The Gorman Street Connector will make it easier for cyclists, walkers and runners to travel between the Reedy Creek and Rocky Branch trails near Meredith College and N.C. State University. The connector will give them a designated space along Gorman Street, from Hillsborough Street over the railroad bridge to Sullivan Drive.
The connector will mostly consist of a 10-foot-wide multi-use path on the west side of Gorman. But as the path approaches the railroad bridge from either side, pedestrians will be steered to the existing sidewalk while cyclists will be directed onto a new two-way bike lane set off from vehicle traffic with a low concrete curb and flexible white posts.
This will be Raleigh’s first two-way cycle track, a street within a street just for bicycles. Cycle tracks are designed to help riders feel more confident by giving them added space and protection from traffic, said Mary Sell, interim executive director of Oaks & Spokes, a cycle advocacy group.
“It’s definitely going to feel a lot safer, I think, for the majority of people than a conventional painted bike lane,” Sell said.
Construction begins next week and should be finished by the end of the year. The entire connector will only be about a third of a mile long.
“It seems like a pretty small project, but it provides a necessary connection between those two trails,” said Chad Cantrell, project manager for the city engineering department. “And it improves the safety of getting over that bridge.”
The city will build the connector within the current footprint of Gorman Street and its existing sidewalks.
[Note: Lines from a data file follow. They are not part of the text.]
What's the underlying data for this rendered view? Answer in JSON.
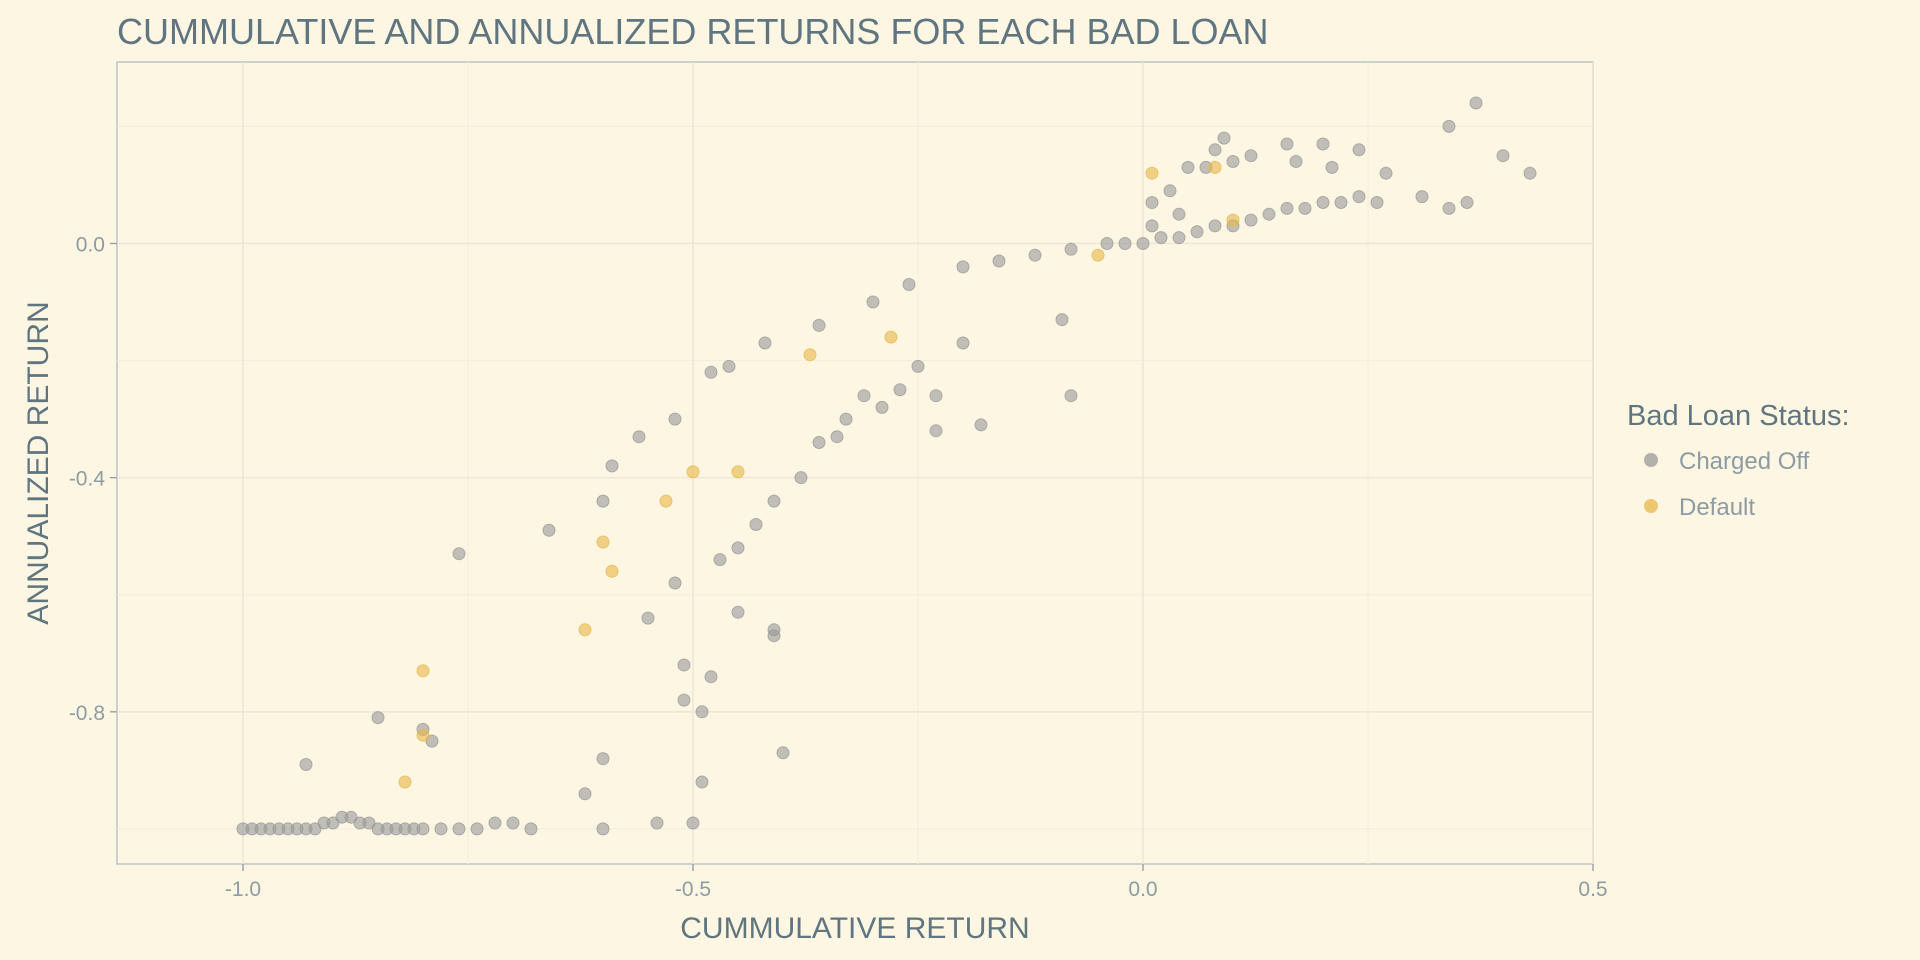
{
  "chart_data": {
    "type": "scatter",
    "title": "CUMMULATIVE AND ANNUALIZED RETURNS FOR EACH BAD LOAN",
    "xlabel": "CUMMULATIVE RETURN",
    "ylabel": "ANNUALIZED RETURN",
    "xlim": [
      -1.14,
      0.5
    ],
    "ylim": [
      -1.06,
      0.31
    ],
    "x_ticks": [
      -1.0,
      -0.5,
      0.0,
      0.5
    ],
    "x_tick_labels": [
      "-1.0",
      "-0.5",
      "0.0",
      "0.5"
    ],
    "y_ticks": [
      -0.8,
      -0.4,
      0.0
    ],
    "y_tick_labels": [
      "-0.8",
      "-0.4",
      "0.0"
    ],
    "grid": true,
    "legend": {
      "title": "Bad Loan Status:",
      "position": "right",
      "entries": [
        "Charged Off",
        "Default"
      ]
    },
    "series": [
      {
        "name": "Charged Off",
        "color": "#9A9A9A",
        "points": [
          [
            -1.0,
            -1.0
          ],
          [
            -0.99,
            -1.0
          ],
          [
            -0.98,
            -1.0
          ],
          [
            -0.97,
            -1.0
          ],
          [
            -0.96,
            -1.0
          ],
          [
            -0.95,
            -1.0
          ],
          [
            -0.94,
            -1.0
          ],
          [
            -0.93,
            -1.0
          ],
          [
            -0.92,
            -1.0
          ],
          [
            -0.91,
            -0.99
          ],
          [
            -0.9,
            -0.99
          ],
          [
            -0.89,
            -0.98
          ],
          [
            -0.88,
            -0.98
          ],
          [
            -0.87,
            -0.99
          ],
          [
            -0.86,
            -0.99
          ],
          [
            -0.85,
            -1.0
          ],
          [
            -0.84,
            -1.0
          ],
          [
            -0.83,
            -1.0
          ],
          [
            -0.82,
            -1.0
          ],
          [
            -0.81,
            -1.0
          ],
          [
            -0.8,
            -1.0
          ],
          [
            -0.78,
            -1.0
          ],
          [
            -0.76,
            -1.0
          ],
          [
            -0.74,
            -1.0
          ],
          [
            -0.72,
            -0.99
          ],
          [
            -0.7,
            -0.99
          ],
          [
            -0.68,
            -1.0
          ],
          [
            -0.6,
            -1.0
          ],
          [
            -0.5,
            -0.99
          ],
          [
            -0.93,
            -0.89
          ],
          [
            -0.85,
            -0.81
          ],
          [
            -0.8,
            -0.83
          ],
          [
            -0.79,
            -0.85
          ],
          [
            -0.62,
            -0.94
          ],
          [
            -0.6,
            -0.88
          ],
          [
            -0.49,
            -0.92
          ],
          [
            -0.54,
            -0.99
          ],
          [
            -0.4,
            -0.87
          ],
          [
            -0.51,
            -0.78
          ],
          [
            -0.49,
            -0.8
          ],
          [
            -0.48,
            -0.74
          ],
          [
            -0.45,
            -0.63
          ],
          [
            -0.41,
            -0.66
          ],
          [
            -0.41,
            -0.67
          ],
          [
            -0.51,
            -0.72
          ],
          [
            -0.76,
            -0.53
          ],
          [
            -0.66,
            -0.49
          ],
          [
            -0.6,
            -0.44
          ],
          [
            -0.59,
            -0.38
          ],
          [
            -0.56,
            -0.33
          ],
          [
            -0.52,
            -0.3
          ],
          [
            -0.48,
            -0.22
          ],
          [
            -0.46,
            -0.21
          ],
          [
            -0.42,
            -0.17
          ],
          [
            -0.36,
            -0.14
          ],
          [
            -0.3,
            -0.1
          ],
          [
            -0.26,
            -0.07
          ],
          [
            -0.2,
            -0.04
          ],
          [
            -0.16,
            -0.03
          ],
          [
            -0.12,
            -0.02
          ],
          [
            -0.08,
            -0.01
          ],
          [
            -0.04,
            0.0
          ],
          [
            -0.02,
            0.0
          ],
          [
            0.0,
            0.0
          ],
          [
            0.02,
            0.01
          ],
          [
            0.04,
            0.01
          ],
          [
            0.06,
            0.02
          ],
          [
            0.08,
            0.03
          ],
          [
            0.1,
            0.03
          ],
          [
            0.12,
            0.04
          ],
          [
            0.14,
            0.05
          ],
          [
            0.16,
            0.06
          ],
          [
            0.18,
            0.06
          ],
          [
            0.2,
            0.07
          ],
          [
            0.22,
            0.07
          ],
          [
            0.24,
            0.08
          ],
          [
            0.26,
            0.07
          ],
          [
            0.01,
            0.07
          ],
          [
            0.03,
            0.09
          ],
          [
            0.05,
            0.13
          ],
          [
            0.07,
            0.13
          ],
          [
            0.08,
            0.16
          ],
          [
            0.09,
            0.18
          ],
          [
            0.1,
            0.14
          ],
          [
            0.12,
            0.15
          ],
          [
            0.16,
            0.17
          ],
          [
            0.17,
            0.14
          ],
          [
            0.2,
            0.17
          ],
          [
            0.21,
            0.13
          ],
          [
            0.24,
            0.16
          ],
          [
            0.27,
            0.12
          ],
          [
            0.31,
            0.08
          ],
          [
            0.34,
            0.2
          ],
          [
            0.34,
            0.06
          ],
          [
            0.36,
            0.07
          ],
          [
            0.37,
            0.24
          ],
          [
            0.4,
            0.15
          ],
          [
            0.43,
            0.12
          ],
          [
            0.01,
            0.03
          ],
          [
            0.04,
            0.05
          ],
          [
            -0.09,
            -0.13
          ],
          [
            -0.08,
            -0.26
          ],
          [
            -0.2,
            -0.17
          ],
          [
            -0.23,
            -0.26
          ],
          [
            -0.25,
            -0.21
          ],
          [
            -0.27,
            -0.25
          ],
          [
            -0.29,
            -0.28
          ],
          [
            -0.23,
            -0.32
          ],
          [
            -0.18,
            -0.31
          ],
          [
            -0.31,
            -0.26
          ],
          [
            -0.33,
            -0.3
          ],
          [
            -0.34,
            -0.33
          ],
          [
            -0.36,
            -0.34
          ],
          [
            -0.38,
            -0.4
          ],
          [
            -0.41,
            -0.44
          ],
          [
            -0.43,
            -0.48
          ],
          [
            -0.45,
            -0.52
          ],
          [
            -0.47,
            -0.54
          ],
          [
            -0.52,
            -0.58
          ],
          [
            -0.55,
            -0.64
          ]
        ]
      },
      {
        "name": "Default",
        "color": "#E8B84A",
        "points": [
          [
            0.01,
            0.12
          ],
          [
            0.08,
            0.13
          ],
          [
            0.1,
            0.04
          ],
          [
            -0.05,
            -0.02
          ],
          [
            -0.28,
            -0.16
          ],
          [
            -0.37,
            -0.19
          ],
          [
            -0.45,
            -0.39
          ],
          [
            -0.5,
            -0.39
          ],
          [
            -0.53,
            -0.44
          ],
          [
            -0.6,
            -0.51
          ],
          [
            -0.59,
            -0.56
          ],
          [
            -0.62,
            -0.66
          ],
          [
            -0.8,
            -0.73
          ],
          [
            -0.8,
            -0.84
          ],
          [
            -0.82,
            -0.92
          ]
        ]
      }
    ]
  }
}
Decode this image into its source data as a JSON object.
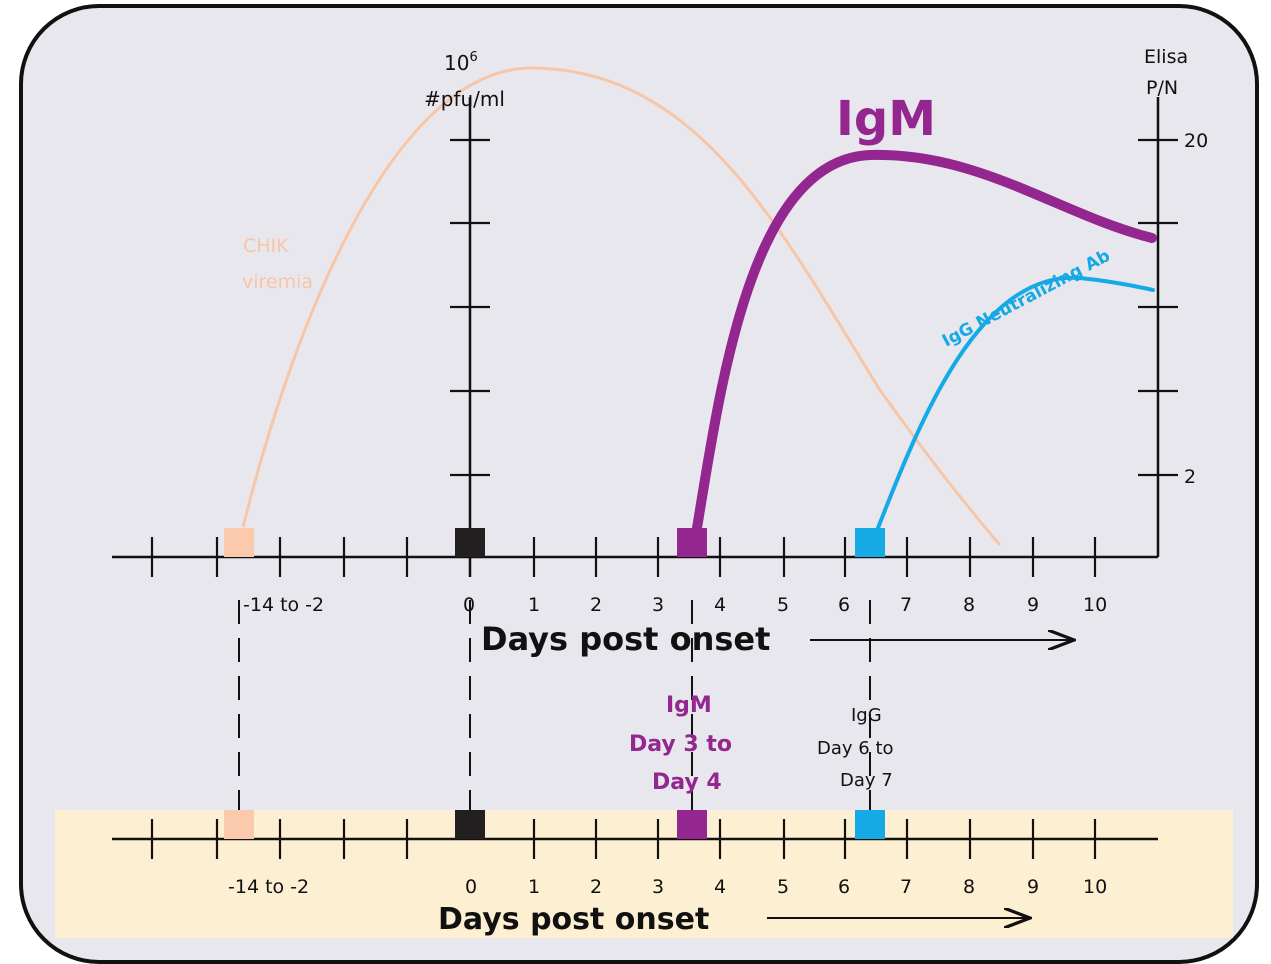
{
  "chart_data": {
    "type": "line",
    "x_axis": {
      "ticks": [
        "-14 to -2",
        "0",
        "1",
        "2",
        "3",
        "4",
        "5",
        "6",
        "7",
        "8",
        "9",
        "10"
      ],
      "label": "Days post onset"
    },
    "left_axis": {
      "unit_top": "10",
      "unit_top_sup": "6",
      "label": "#pfu/ml"
    },
    "right_axis": {
      "label_line1": "Elisa",
      "label_line2": "P/N",
      "ticks": [
        "20",
        "2"
      ]
    },
    "series": [
      {
        "name": "IgM",
        "color": "#93268f"
      },
      {
        "name": "IgG Neutralizing Ab",
        "color": "#15a9e6"
      },
      {
        "name_line1": "CHIK",
        "name_line2": "viremia",
        "color": "#f7c6a7"
      }
    ]
  },
  "timeline": {
    "igm_window": {
      "line1": "IgM",
      "line2": "Day 3 to",
      "line3": "Day 4",
      "color": "#93268f"
    },
    "igg_window": {
      "line1": "IgG",
      "line2": "Day 6 to",
      "line3": "Day 7"
    },
    "band_color": "#fdefd2",
    "axis_label": "Days post onset",
    "ticks": [
      "-14 to -2",
      "0",
      "1",
      "2",
      "3",
      "4",
      "5",
      "6",
      "7",
      "8",
      "9",
      "10"
    ]
  },
  "colors": {
    "viremia_marker": "#fbc9ac",
    "onset_marker": "#231f20",
    "igm": "#93268f",
    "igg": "#15a9e6",
    "background": "#e9e7ee"
  }
}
The travel lanes on this stretch of the street are unusually wide, about 18 feet, and they will be narrowed to 11 feet each to make room for the new path.
“For this classification of road, 11 feet is pretty typical,” Cantrell said. “Maybe the bridge was set to 18 feet to plan for future lanes, but this helps get this project going with the extra space for the cycle track.”
The project will cost $629,000, with about two-thirds covered by federal grants and the rest by the city, Cantrell said.
Connector part of broader city effort
The idea for the Gorman Street Connector began to take shape in 2014, as the city looked for ways to make getting around by foot and bicycle safer and easier. It took another five years to bring the project before the City Council for approval, only to have the coronavirus pandemic further delay the start of construction.
Sell said cyclists hope future cycle tracks and other innovative bike paths come easier.
“This was probably a good learning experience for the city, because it is the first of its kind,” Sell said. “And hopefully now that we’ve done it once, we can do it many more times.”
As work on the Gorman Street Connector begins, the city is moving to help bridge another gap for cyclists and pedestrians in West Raleigh, this one between the State Fairgrounds and the N.C. Museum of Art.
The city has begun acquiring the right-of-way needed to build a 10-foot-wide multi-use path on the west side of Blue Ridge Road. The $5.5 million project will include new crosswalks and a pedestrian bridge over Wade Avenue, parallel to the Blue Ridge Road bridge, as well as changes to the intersection of Blue Ridge and Reedy Creek Road at the main entrance to the art museum.
Construction is expected to begin next spring and take a year to complete. The new path would tie into one the N.C. Department of Transportation plans to build along Blue Ridge near Trinity Road.